Russie. Un tribunal de Moscou ordonne la libération sous conditions d’un membre de Pussy Riot et le maintien en détention des deux autres

La décision du tribunal moscovite de condamner Ekaterina Samoutsevitch à une peine avec sursis et de la remettre en liberté, tout en confirmant les peines d’emprisonnement de Maria Alekhina et Nadejda Tolokonnikova, n’est qu’une demi-mesure vers la justice pour les trois membres du groupe punk féministe Pussy Riot, a déclaré Amnesty International ce mercredi 10 octobre 2012.

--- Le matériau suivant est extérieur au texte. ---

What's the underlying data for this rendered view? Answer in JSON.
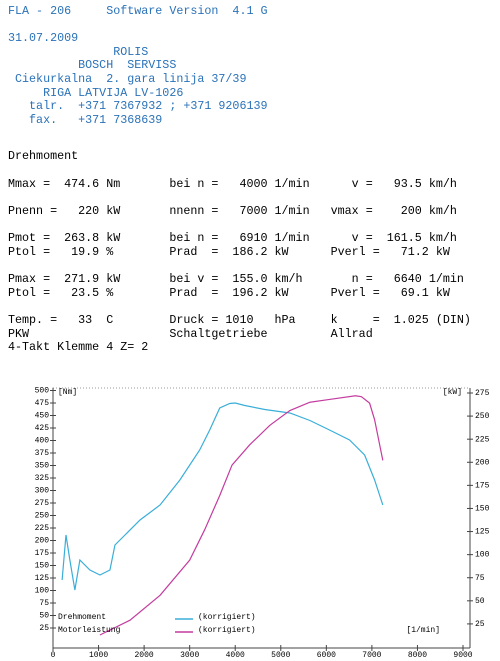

« Tout jugement qui réduit la durée de l’incarcération prononcée à tort contre les trois femmes est la bienvenue. Mais il ne faut pas se leurrer – il n’y a pas eu de justice aujourd’hui. Ces derniers mois, le gouvernement a imposé de nombreuses restrictions nouvelles à la liberté d’expression. Ce jugement montre que le système judiciaire russe est peu enclin à offrir une protection à quiconque se brouille avec les autorités, a déclaré David Diaz-Jogeix, directeur adjoint du Programme Europe ¬- Asie centrale.

Les trois femmes n’auraient jamais dû être traduites en justice. Maria Alekhina et Nadejda Tolokonnikova doivent elles aussi être remises en liberté, immédiatement et sans conditions », a ajouté David Diaz-Jogeix.

L’organisation considère que les trois membres de Pussy Riot qui ont été déclarées coupables, Maria Alekhina, Ekaterina Samoutsevitch and Nadejda Tolokonnikova, sont des prisonnières d’opinion, poursuivies en justice et condamnées à tort uniquement pour avoir exprimé pacifiquement leurs convictions.